To contain global warming we must soon stop carbon emissions from power generation, cement manufacture etc. and substitute electricity for fuel use in many domestic, industrial and transport applications. Taxing carbon, capping emissions or contracting for carbon capture when fuel is produced could all provide the economic incentive, but unless the world joins in they will not solve the problem.

Contracting for carbon capture is certain to reduce carbon dioxide emissions to whatever annual target is set (if the contracts are honoured) and is relatively easy for everyone to agree to because:

 It will appeal to rapidly growing and mature countries alike. There are no national caps to restrict relative growth.

 It will allow all industries in all countries to compete on a level playing field. There are no carbon tax or emission cost differentials.

 Because there is only one number to agree, the global annual target, extensive international negotiations will be unnecessary. There will be no national targets to haggle over and perhaps never meet. There will be no issue about who gets the revenue from a carbon tax or what the rate should be or who gets free allowances (or the revenue from an auction) with cap and trade.

 Enforcement is straightforward and does not rely on the co-operation of every country. The contracts would be traded and recorded centrally, mostly placed and paid for by the international energy companies. If countries were uncooperative and used their own fuel internally without contracting for carbon capture, a central monitoring organisation could impose an increased capture proportion on imports or exports of fuel for that country to compensate.
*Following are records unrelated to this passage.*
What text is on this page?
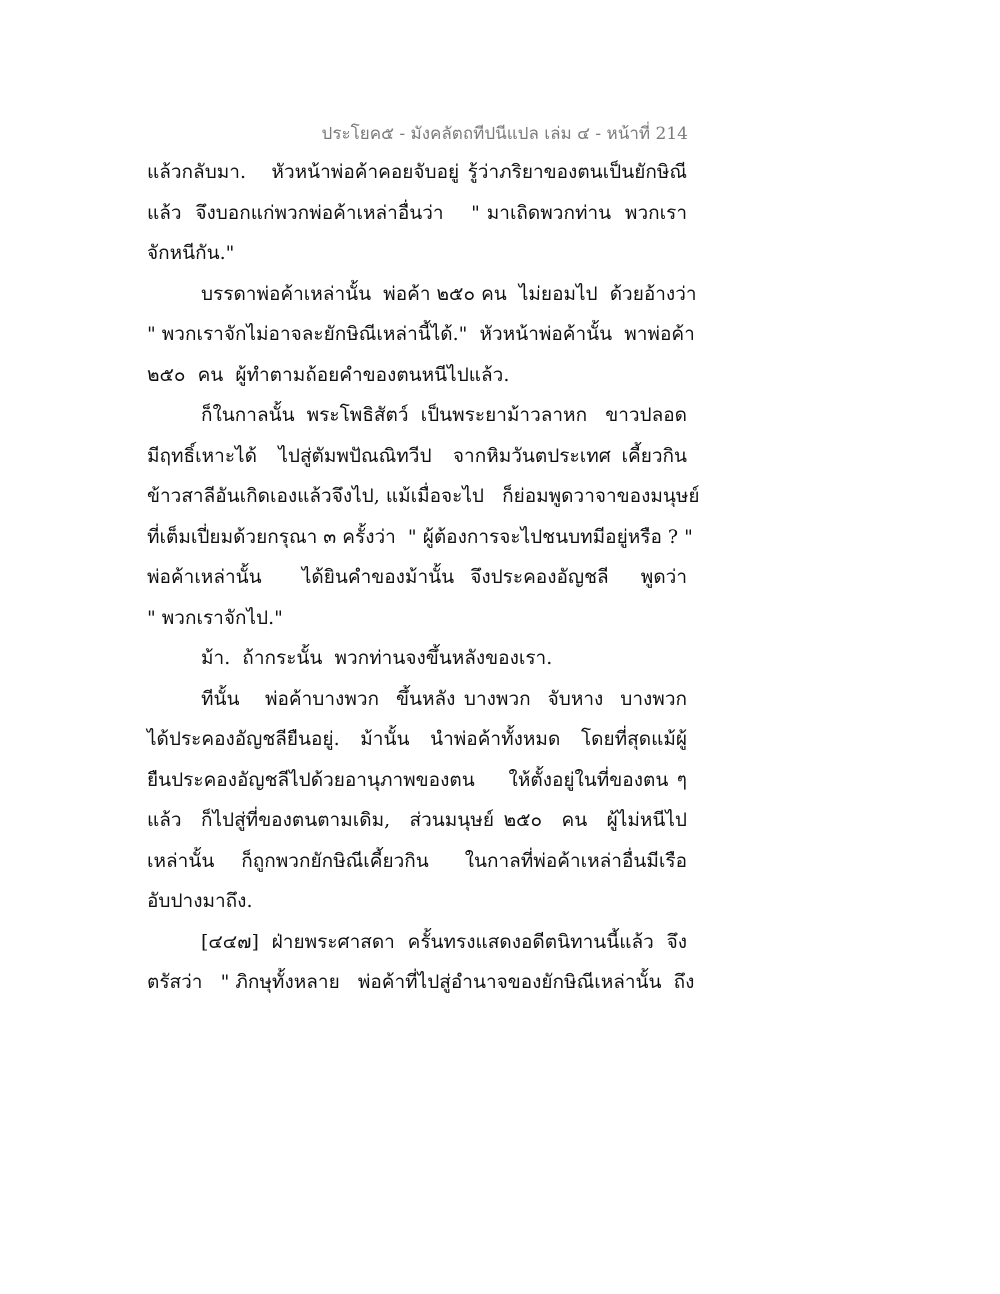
ประโยค๕ - มังคลัตถทีปนีแปล เล่ม ๔ - หน้าที่ 214
แล้วกลับมา.   หัวหน้าพ่อค้าคอยจับอยู่ รู้ว่าภริยาของตนเป็นยักษิณี
แล้ว  จึงบอกแก่พวกพ่อค้าเหล่าอื่นว่า    " มาเถิดพวกท่าน  พวกเรา
จักหนีกัน."
บรรดาพ่อค้าเหล่านั้น  พ่อค้า ๒๕๐ คน  ไม่ยอมไป  ด้วยอ้างว่า
" พวกเราจักไม่อาจละยักษิณีเหล่านี้ได้."  หัวหน้าพ่อค้านั้น  พาพ่อค้า
๒๕๐  คน  ผู้ทำตามถ้อยคำของตนหนีไปแล้ว.
ก็ในกาลนั้น  พระโพธิสัตว์  เป็นพระยาม้าวลาหก   ขาวปลอด
มีฤทธิ์เหาะได้  ไปสู่ตัมพปัณณิทวีป  จากหิมวันตประเทศ เคี้ยวกิน
ข้าวสาลีอันเกิดเองแล้วจึงไป, แม้เมื่อจะไป   ก็ย่อมพูดวาจาของมนุษย์
ที่เต็มเปี่ยมด้วยกรุณา ๓ ครั้งว่า  " ผู้ต้องการจะไปชนบทมีอยู่หรือ ? "
พ่อค้าเหล่านั้น     ได้ยินคำของม้านั้น  จึงประคองอัญชลี    พูดว่า
" พวกเราจักไป."
ม้า.  ถ้ากระนั้น  พวกท่านจงขึ้นหลังของเรา.
ทีนั้น   พ่อค้าบางพวก  ขึ้นหลัง บางพวก  จับหาง  บางพวก
ได้ประคองอัญชลียืนอยู่.  ม้านั้น  นำพ่อค้าทั้งหมด  โดยที่สุดแม้ผู้
ยืนประคองอัญชลีไปด้วยอานุภาพของตน    ให้ตั้งอยู่ในที่ของตน ๆ
แล้ว  ก็ไปสู่ที่ของตนตามเดิม,  ส่วนมนุษย์ ๒๕๐  คน  ผู้ไม่หนีไป
เหล่านั้น   ก็ถูกพวกยักษิณีเคี้ยวกิน    ในกาลที่พ่อค้าเหล่าอื่นมีเรือ
อับปางมาถึง.
[๔๔๗]  ฝ่ายพระศาสดา  ครั้นทรงแสดงอดีตนิทานนี้แล้ว  จึง
ตรัสว่า   " ภิกษุทั้งหลาย   พ่อค้าที่ไปสู่อำนาจของยักษิณีเหล่านั้น  ถึง
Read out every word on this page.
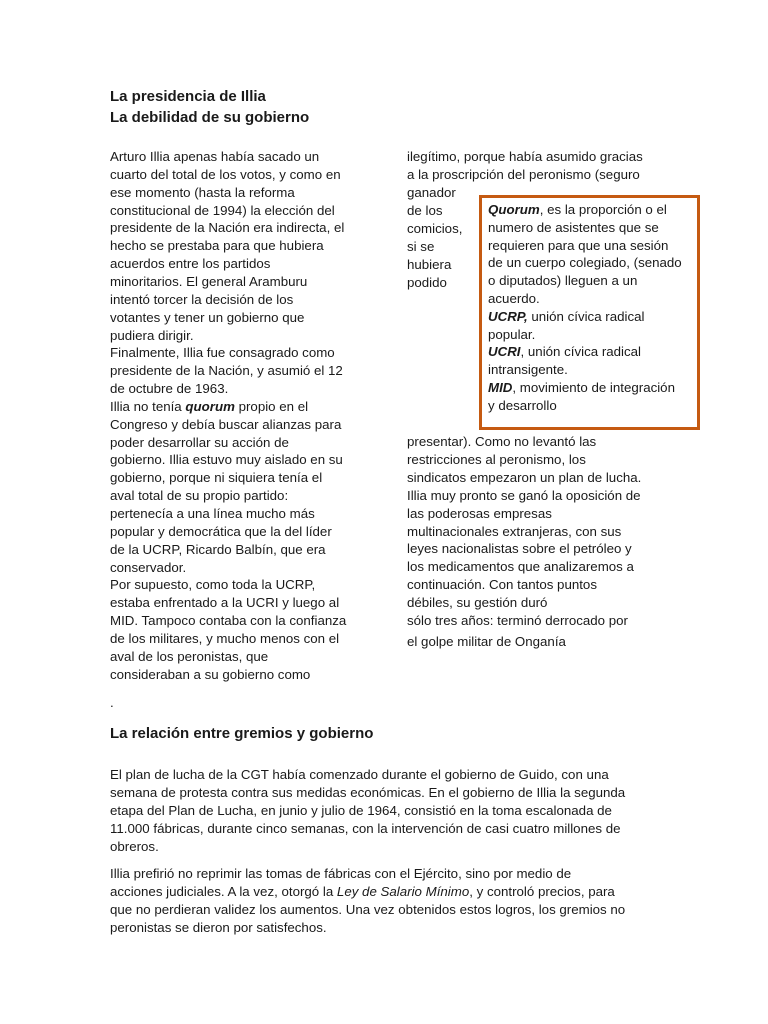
La presidencia de Illia
La debilidad de su gobierno
Arturo Illia apenas había sacado un
cuarto del total de los votos, y como en
ese momento (hasta la reforma
constitucional de 1994) la elección del
presidente de la Nación era indirecta, el
hecho se prestaba para que hubiera
acuerdos entre los partidos
minoritarios. El general Aramburu
intentó torcer la decisión de los
votantes y tener un gobierno que
pudiera dirigir.
Finalmente, Illia fue consagrado como
presidente de la Nación, y asumió el 12
de octubre de 1963.
Illia no tenía quorum propio en el
Congreso y debía buscar alianzas para
poder desarrollar su acción de
gobierno. Illia estuvo muy aislado en su
gobierno, porque ni siquiera tenía el
aval total de su propio partido:
pertenecía a una línea mucho más
popular y democrática que la del líder
de la UCRP, Ricardo Balbín, que era
conservador.
Por supuesto, como toda la UCRP,
estaba enfrentado a la UCRI y luego al
MID. Tampoco contaba con la confianza
de los militares, y mucho menos con el
aval de los peronistas, que
consideraban a su gobierno como
.
ilegítimo, porque había asumido gracias
a la proscripción del peronismo (seguro
ganador
de los
comicios,
si se
hubiera
podido
presentar). Como no levantó las
restricciones al peronismo, los
sindicatos empezaron un plan de lucha.
Illia muy pronto se ganó la oposición de
las poderosas empresas
multinacionales extranjeras, con sus
leyes nacionalistas sobre el petróleo y
los medicamentos que analizaremos a
continuación. Con tantos puntos
débiles, su gestión duró
sólo tres años: terminó derrocado por
el golpe militar de Onganía
Quorum, es la proporción o el
numero de asistentes que se
requieren para que una sesión
de un cuerpo colegiado, (senado
o diputados) lleguen a un
acuerdo.
UCRP, unión cívica radical
popular.
UCRI, unión cívica radical
intransigente.
MID, movimiento de integración
y desarrollo
La relación entre gremios y gobierno
El plan de lucha de la CGT había comenzado durante el gobierno de Guido, con una
semana de protesta contra sus medidas económicas. En el gobierno de Illia la segunda
etapa del Plan de Lucha, en junio y julio de 1964, consistió en la toma escalonada de
11.000 fábricas, durante cinco semanas, con la intervención de casi cuatro millones de
obreros.
Illia prefirió no reprimir las tomas de fábricas con el Ejército, sino por medio de
acciones judiciales. A la vez, otorgó la Ley de Salario Mínimo, y controló precios, para
que no perdieran validez los aumentos. Una vez obtenidos estos logros, los gremios no
peronistas se dieron por satisfechos.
Put simply, carbon capture and storage could typically cost 50 euros per tonne of carbon dioxide emission avoided. This is equivalent to $32/barrel of oil and the contract would only be for a proportion of that. This is modest compared to price changes over the last few years.

The major complication is that it is only practical to capture carbon dioxide from large point sources like power stations. Forcing 75% capture on the global market through this scheme would drive fuel price up and electricity price down until we switched from fuel to electricity for many industrial, domestic and transport applications. Once nearly all power stations etc. had captured their emissions there would be an incentive to build new power plants simply to create more carbon dioxide to capture and to dump the electricity they generated onto the market at a low price. Fossil fuel power generation with carbon capture would collect payment for all the captured carbon but only pay back 75% in its fuel price, giving it an unfair advantage over nuclear and renewables. It would be perverse to tax carbon capture while we were trying to encourage it, but as we approached the endgame national governments could tax away the 25% of the capture contract price that was not being paid in the fuel price. The revenue could then be paid out per kilowatt-hour to subsidise power from all clean generators.

Eventually we could define the proportion of carbon to be captured, based on fossil fuel production at the time, such that global emissions were contained at the level that the oceans absorb annually. That is about 2.2 billion tonnes of carbon per year (25% of current emissions). Atmospheric carbon dioxide concentration would then stop rising, assuming zero net contribution from deforestation and other land based sources and sinks.